Sometimes there are prolific comments that don't actually get very many votes, I'd like to be able to find them more easily.

Should now be done! It's under "comments", it should probably be renamed, but I'm not doing that right now.

Actually, that'd be really easy now, we're caching that info. Request filed, this is the kind of thing we could get to soon :)

Do I understand the database structure correctly, and this site supports sub-"reddits"? If yes, why would you encourage absolutely disgusting demonic behavior like this:

come join the dev discord.

In theory, yes.

In practice we've put absolutely zero effort into making sure they still work properly. They probably don't.

Also, my experience is that realtime chat is a lot more useful for the necessary sort of discussion than Reddit-style posting.

Also, the dev discord predates this site by quite a bit.

Two problems:

  • The place is a ghost town, whatever conversations are happening there, I wouldn't call them "real time".

  • Might be easier to get feedback from other users on how to implement features and fix bugs, if it's all happening on the same site.

But if it doesn't work then meh....

There's realtime conversations pretty often when there's actual dev stuff to talk about. We have limited dev time because it's all volunteer; however, the realtime conversations that do happen are pretty important.

There's also the issue tracker that's available for everyone.

The Motte isn't designed for this kind of communication and the dev time required to make it work just isn't worth it. Better to specialize given our limited resources.

Not getting notifications for responses to many of my comments. Some recent update probably fucked that up.

Just a theory: you don't have like a million tabs open with one of them including your notification page, do you? Just asking because the same thing happened to... uh, my girlfriend... in canada.

Argh, that's going to be a pain to track down.

Any idea when it started? Do you happen to have a lot of people blocked?

Edit: Also, do you mind if I trawl around in the database to look at your notifications? Technically this means I'll probably see your private messages, if you have any, but I don't care about that I just want to look at the database stuff.

Started 2-3 days ago. Didn't block anyone. Blocked by 1 user, but that user is nowhere near any of the posts. I think there is some public/private profile tomfoolery going on here, I am not sure about that but one of the users notifications I did not get has a private profile.

Hrm. Maaaaybe?

Do you mind if I trawl around in the database to look at your notifications? Technically this means I'll probably see your private messages, if you have any, but I don't care about that I just want to look at the database stuff.

Go ahead

We currently have no idea what's going on.

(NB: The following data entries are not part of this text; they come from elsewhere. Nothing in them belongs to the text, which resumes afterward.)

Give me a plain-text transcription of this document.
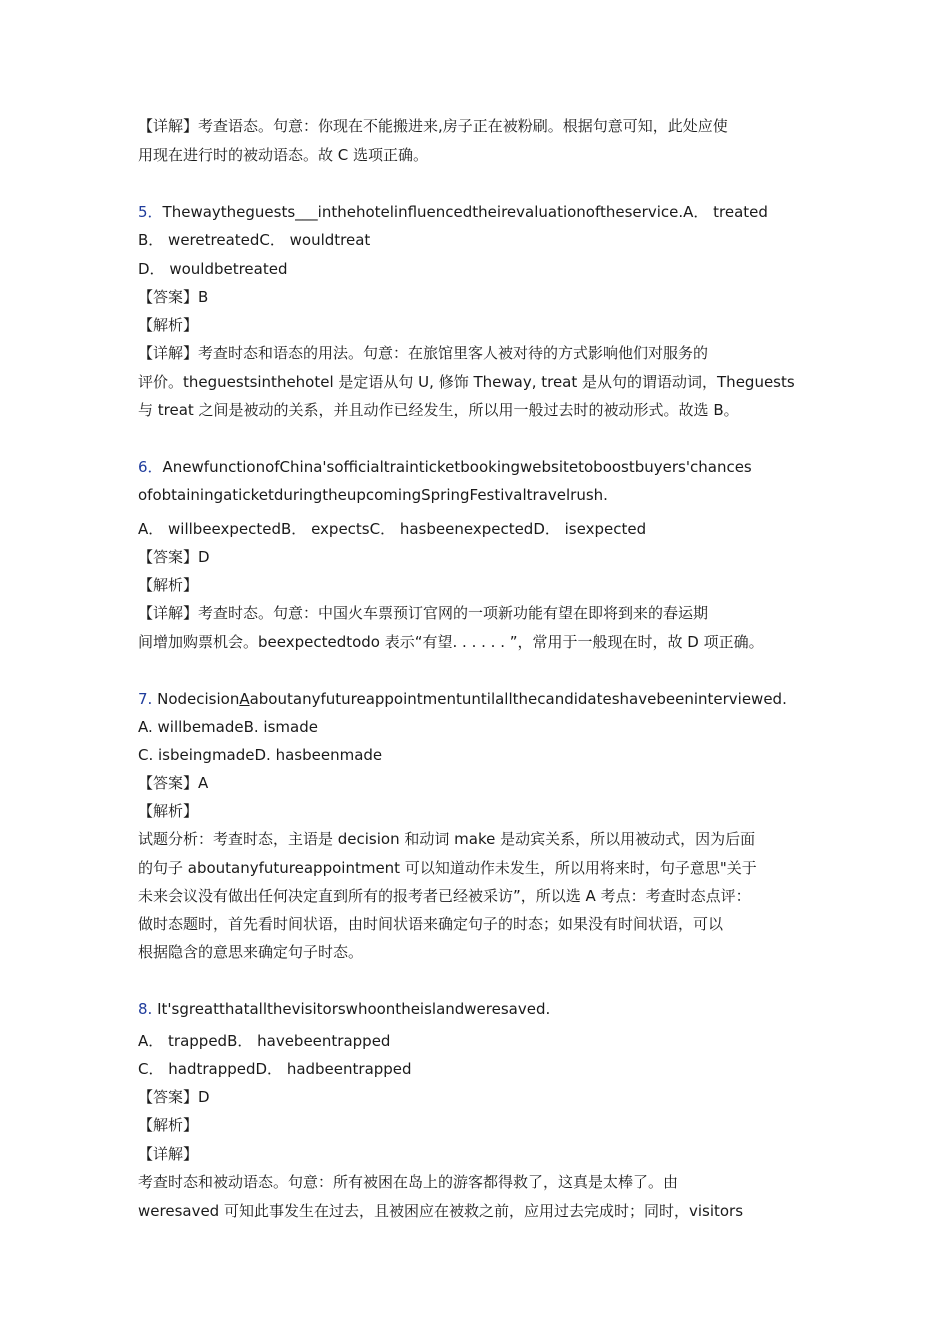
【详解】考查语态。句意：你现在不能搬进来,房子正在被粉刷。根据句意可知，此处应使
用现在进行时的被动语态。故 C 选项正确。
5．Thewaytheguests___inthehotelinfluencedtheirevaluationoftheservice.A． treated
B． weretreatedC． wouldtreat
D． wouldbetreated
【答案】B
【解析】
【详解】考查时态和语态的用法。句意：在旅馆里客人被对待的方式影响他们对服务的
评价。theguestsinthehotel 是定语从句 U, 修饰 Theway, treat 是从句的谓语动词，Theguests
与 treat 之间是被动的关系，并且动作已经发生，所以用一般过去时的被动形式。故选 B。
6．AnewfunctionofChina'sofficialtrainticketbookingwebsitetoboostbuyers'chances
ofobtainingaticketduringtheupcomingSpringFestivaltravelrush.
A． willbeexpectedB． expectsC． hasbeenexpectedD． isexpected
【答案】D
【解析】
【详解】考查时态。句意：中国火车票预订官网的一项新功能有望在即将到来的春运期
间增加购票机会。beexpectedtodo 表示“有望. . . . . . ”，常用于一般现在时，故 D 项正确。
7. NodecisionAaboutanyfutureappointmentuntilallthecandidateshavebeeninterviewed.
A. willbemadeB. ismade
C. isbeingmadeD. hasbeenmade
【答案】A
【解析】
试题分析：考查时态，主语是 decision 和动词 make 是动宾关系，所以用被动式，因为后面
的句子 aboutanyfutureappointment 可以知道动作未发生，所以用将来时，句子意思"关于
未来会议没有做出任何决定直到所有的报考者已经被采访”，所以选 A 考点：考查时态点评：
做时态题时，首先看时间状语，由时间状语来确定句子的时态；如果没有时间状语，可以
根据隐含的意思来确定句子时态。
8. It'sgreatthatallthevisitorswhoontheislandweresaved.
A． trappedB． havebeentrapped
C． hadtrappedD． hadbeentrapped
【答案】D
【解析】
【详解】
考查时态和被动语态。句意：所有被困在岛上的游客都得救了，这真是太棒了。由
weresaved 可知此事发生在过去，且被困应在被救之前，应用过去完成时；同时，visitors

It looks like you're receiving notifications for all replies to your comments and the database says they're being "read", which mostly means that it generated a page with the notification included, but it does mean it isn't just being skipped by the notification-page code.

It's possible they ended up buried deep in your notification page somehow and they didn't get bubbled to the top, but we tried some stuff and couldn't reproduce that.

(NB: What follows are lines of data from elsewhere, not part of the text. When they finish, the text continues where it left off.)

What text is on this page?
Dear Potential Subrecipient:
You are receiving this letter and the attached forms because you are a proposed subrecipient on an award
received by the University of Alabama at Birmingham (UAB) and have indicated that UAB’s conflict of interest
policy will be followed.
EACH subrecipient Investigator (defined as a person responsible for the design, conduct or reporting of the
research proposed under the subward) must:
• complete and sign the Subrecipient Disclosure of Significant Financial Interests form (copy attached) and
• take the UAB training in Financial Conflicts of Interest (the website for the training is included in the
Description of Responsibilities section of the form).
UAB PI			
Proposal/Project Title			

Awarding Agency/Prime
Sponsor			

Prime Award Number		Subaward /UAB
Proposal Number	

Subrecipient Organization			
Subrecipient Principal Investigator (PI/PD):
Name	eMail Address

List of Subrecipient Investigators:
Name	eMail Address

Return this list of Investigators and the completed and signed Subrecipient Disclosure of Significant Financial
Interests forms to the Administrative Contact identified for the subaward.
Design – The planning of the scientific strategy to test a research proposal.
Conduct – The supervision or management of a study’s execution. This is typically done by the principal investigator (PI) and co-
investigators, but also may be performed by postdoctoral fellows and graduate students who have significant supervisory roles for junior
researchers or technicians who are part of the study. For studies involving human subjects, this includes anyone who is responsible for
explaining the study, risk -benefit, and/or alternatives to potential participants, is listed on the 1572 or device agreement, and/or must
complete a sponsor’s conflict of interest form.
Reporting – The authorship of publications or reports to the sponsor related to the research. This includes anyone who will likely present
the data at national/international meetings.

I know this might be tough, but is there any way you can find a comment that you didn't get notified for, give me the link, and search in your notifications page to see if you can find it in an unexpected place?

FWIW, I've noticed something kind of related - if you make a post that gets a lot of direct replies, you do get notified for all of them, but the newest ones are at the bottom of the comment responses on the notifications page, so you have to scroll past all of the older replies and their full subthreads to see them, which is kind of easy to miss. It might help to sort the replies on the notification page as newest-first.

The weird part is that I've had this reported, and seen this personally, and I cannot reproduce it.

Ugh. Will go file a bug for it and pester our devs.

Alright, I'll summarise it for you within a day.

After noticing this issue, I went back to my profile and reopened some of my comments to make sure I didn't miss any replies, this could explain them being "read".

I'm not discounting the chance that I missed something, I'll work backward and let you know tomorrow.

So the way "read" works, as I understand it, is that it just marks things as "read" once they're displayed on your notifications page. It doesn't matter if you open them or not, it matters once you open the page. It's there mostly as a check to ensure that they're being displayed at all - there's some theoretical ways they could be hidden, but the "read" bit is set after all those checks are applied.

My vague theory is that there's a problem with sorting, not with actual display, so they were there, just possibly deeply buried in an unintuitive place. But this is conjecture.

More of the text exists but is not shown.